For the next hour she measured, sawed, and hammered the hell out of any nail the crew put in front of her.
The float came together quickly: a Snoopy-style doghouse anchored one end of the trailer, the Bell 206 perched at the other, and the puppy pen from the farmer’s market nestled between them.
When Anchor hammered the “Ruffs and Rescuers” sign into place on the side of the doghouse, the group stepped back to admire their work.
Tobin was exhausted. She’d thrown every ounce of sorrow into the physical labor of the afternoon, and her body bent from the effort.
She joined Harrow and Eddie at a small cooler.
Harrow still wore a look of concern, but it was softer now—a little brighter.
She smiled tentatively, and Tobin was a little shocked to find that it wasn’t all that hard to smile back.

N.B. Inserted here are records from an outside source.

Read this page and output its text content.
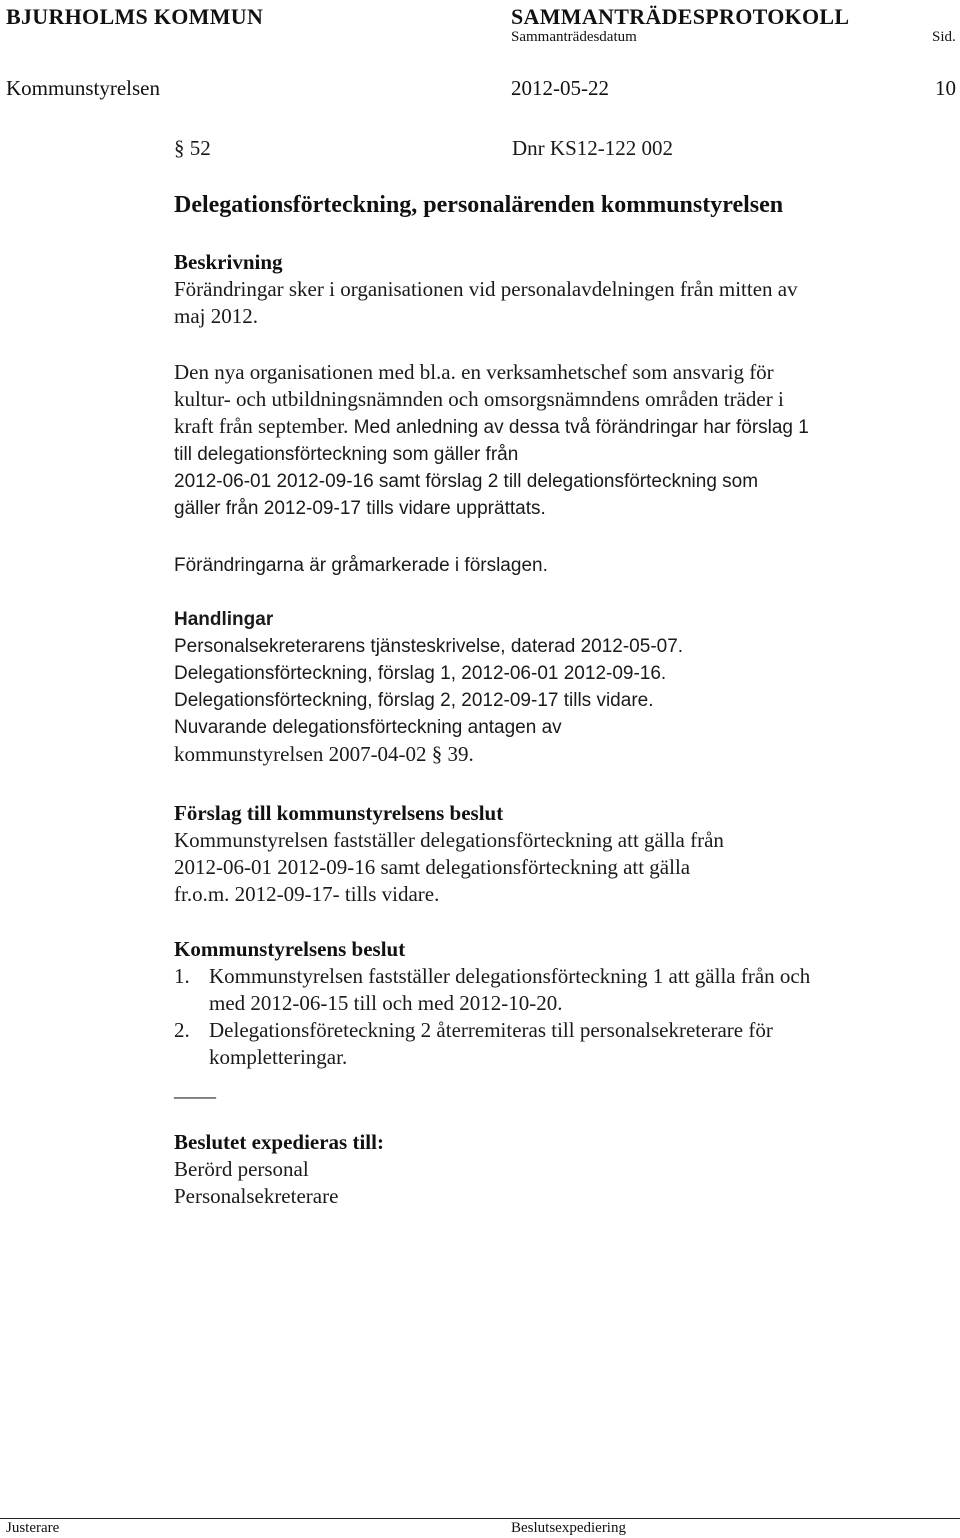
BJURHOLMS KOMMUN	SAMMANTRÄDESPROTOKOLL
Sammanträdesdatum	Sid.
Kommunstyrelsen	2012-05-22	10
§ 52	Dnr KS12-122 002
Delegationsförteckning, personalärenden kommunstyrelsen
Beskrivning
Förändringar sker i organisationen vid personalavdelningen från mitten av
maj 2012.
Den nya organisationen med bl.a. en verksamhetschef som ansvarig för
kultur- och utbildningsnämnden och omsorgsnämndens områden träder i
kraft från september. Med anledning av dessa två förändringar har förslag 1
till delegationsförteckning som gäller från
2012-06-01 2012-09-16 samt förslag 2 till delegationsförteckning som
gäller från 2012-09-17 tills vidare upprättats.
Förändringarna är gråmarkerade i förslagen.
Handlingar
Personalsekreterarens tjänsteskrivelse, daterad 2012-05-07.
Delegationsförteckning, förslag 1, 2012-06-01 2012-09-16.
Delegationsförteckning, förslag 2, 2012-09-17 tills vidare.
Nuvarande delegationsförteckning antagen av
kommunstyrelsen 2007-04-02 § 39.
Förslag till kommunstyrelsens beslut
Kommunstyrelsen fastställer delegationsförteckning att gälla från
2012-06-01 2012-09-16 samt delegationsförteckning att gälla
fr.o.m. 2012-09-17- tills vidare.
Kommunstyrelsens beslut
1. Kommunstyrelsen fastställer delegationsförteckning 1 att gälla från och
med 2012-06-15 till och med 2012-10-20.
2. Delegationsföreteckning 2 återremiteras till personalsekreterare för
kompletteringar.
____
Beslutet expedieras till:
Berörd personal
Personalsekreterare
Justerare	Beslutsexpediering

It even felt genuine—if slightly restrained.
Eddie watched her from the periphery. Arms crossed, face unreadable, she said in a low, discreet voice, “I hope you were able to settle whatever score all that scowling was about.”
Tobin deepened her scowl but appreciated Eddie’s indirectness. She grunted in response, knowing Eddie wouldn’t push. Not yet. She’d have to talk to her eventually, but they both knew it would go better when Tobin was ready.
And that wasn’t today.
First, she needed to get home. She needed to deal with Grier.